Las emociones son la fuerza más presente en nuestras vidas. Casi como una brújula interna, nos impulsan día a día a elegir aquello que deseamos y huir de lo que no. Tomamos elecciones porque estamos emocionados por las nuevas perspectivas, nos desesperamos esperando, lloramos porque hemos sido heridos, no probamos ciertas cosas por miedo, rechazamos las cosas demasiado nuevas frontalmente, hacemos sacrificios inmensos por amor y sufrimos frente a la incertidumbre. Sin lugar a dudas, nuestras emociones dictan nuestros pensamientos, intenciones y acciones, a veces con una autoridad superior a la de nuestra mente racional, en formas que aún ni tan siquiera hemos llegado a comprender en su totalidad. Sin embargo, cuando actuamos en base a ellas demasiado rápido, en el momento en el cual nos invaden y perdemos el control, también pueden ser las culpables de que tomemos malas decisiones de las que más tarde nos lamentaremos.

De todas formas, siendo realistas, el estudio de las emociones no es una ciencia exacta. La verdad es que los psicólogos aún debaten la conexión cuerpo-mente y no tienen una taxonomía completa de las emociones; y son aún inciertos sobre si las emociones son la causa o el resultado de la forma en que interpretamos el mundo. Sin embargo, hay avances que se están realizando sobre la comprensión del concepto de regulación: el proceso de influir en la forma en la que las emociones se sienten y se expresan.

James Gross, psicólogo de la Universidad de Stanford, propuso un modelo de cuatro etapas para capturar la secuencia de acontecimientos que se producen cuando se estimulan nuestras emociones. Él llama a sus etapas "modelo modal”: una situación nos llama la atención, nos lleva a valorarla, pensamos en el significado de la situación y reaccionamos con una respuesta emocional a ella.

La incapacidad para regular las emociones y seguir este proceso al completo antes de actuar es, según Gross, la raíz de los trastornos psicológicos, como la depresión o el trastorno límite de la personalidad. Supuestamente solo atendemos al paso cuatro. Sentimos algo y actuamos en consecuencia, ya está. La mayor parte de los consejos sobre no dejarnos llevar por las emociones, nos incitan a atender más a los tres primeros, lo que implica por defecto no reaccionar de forma inmediata:

  • El primer paso es la conciencia. Empezar a controlar las emociones pasa, necesariamente, por darles nombre. A veces resulta irónicamente difícil identificar lo que se siente: tienes una respuesta emocional preparada, más no sabes definir qué la dispara.
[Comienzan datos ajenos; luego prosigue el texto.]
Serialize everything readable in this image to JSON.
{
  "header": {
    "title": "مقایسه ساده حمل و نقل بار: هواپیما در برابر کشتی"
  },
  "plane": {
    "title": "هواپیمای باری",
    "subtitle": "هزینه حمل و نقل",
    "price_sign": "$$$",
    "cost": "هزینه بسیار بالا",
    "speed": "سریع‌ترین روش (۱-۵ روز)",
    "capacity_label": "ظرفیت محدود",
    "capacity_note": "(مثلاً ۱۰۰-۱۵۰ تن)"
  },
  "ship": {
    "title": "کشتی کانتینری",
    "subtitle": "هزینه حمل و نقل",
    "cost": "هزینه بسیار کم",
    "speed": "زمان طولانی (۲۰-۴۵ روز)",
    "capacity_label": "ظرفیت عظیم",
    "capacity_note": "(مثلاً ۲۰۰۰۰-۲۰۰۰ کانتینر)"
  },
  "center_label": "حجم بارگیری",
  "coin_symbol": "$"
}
Es fácil saber si lloras por tristeza o alegría, pero en medio de las emociones explosivas, como la ira, es más difícil saber si su causa es la frustración, culpa, celos, si te sientes herido, abandonado u otro millar de posibles razones más.
  • Descubrir el porqué. No nos sentimos tristes o enfadados por nada. Las emociones son el resultado tanto de lo que sucede, como de la historia que te dices acerca de lo sucedido. A veces tu respuesta efectivamente no corresponde con el estímulo del exterior, sino por lo que te ha dado por asumir sobre él, pero siempre hay un por qué. ¿Qué está causando este sentimiento? Por supuesto, como decíamos, podría haber un millón de razones, pero la mente siempre va a buscar primero una respuesta exterior. Es el denominado “sesgo de correspondencia” o error fundamental de atribución. Consiste en que tendemos a culpar al exterior de lo que nos pasa; aún si algo es claramente nuestra culpa o si fue simplemente aleatorio, culpamos a otros, preferentemente a quienes tengamos más cerca. Normalmente no es sabio culpar a otros de nuestros problemas ni de nuestras reacciones, pues sólo en lo que es culpa nuestra podemos hacer efectivamente algo. Es más práctico asumir la posible responsabilidad para configurar nuestra propia solución y que así no dependa de lo que los otros hagan o dejen de hacer.

  • Preguntarse cuál es la solución y tomarla. Una vez se ha descubierto por qué, hay que averiguar qué se puede hacer para recuperar el control. Y, la parte más difícil, elegir cómo reaccionar. Se ha demostrado que te crees aquello que haces, es decir, por ejemplo, los científicos han descubierto que el hecho de sonreír a propósito (es decir, de fingir una sonrisa de forma voluntaria) puede ayudar a que la gente se sienta mejor, porque la mera expresión desencadena endorfinas y dopamina automáticamente. Lo que quiere decir que, en última instancia, se puede elegir cómo sentirse.

Por supuesto, todo esto es difícil. Lo normal en los momentos de emociones explosivas e invasoras es hacer o decir lo primero que nos pasa por la cabeza. Somos esclavos de nuestras emociones más y más, a medida que les cedemos el control. Revertir esta situación lleva mucha práctica, disciplina y autocontrol. No hay truco, pero sí posibles ventajas en intentarlo.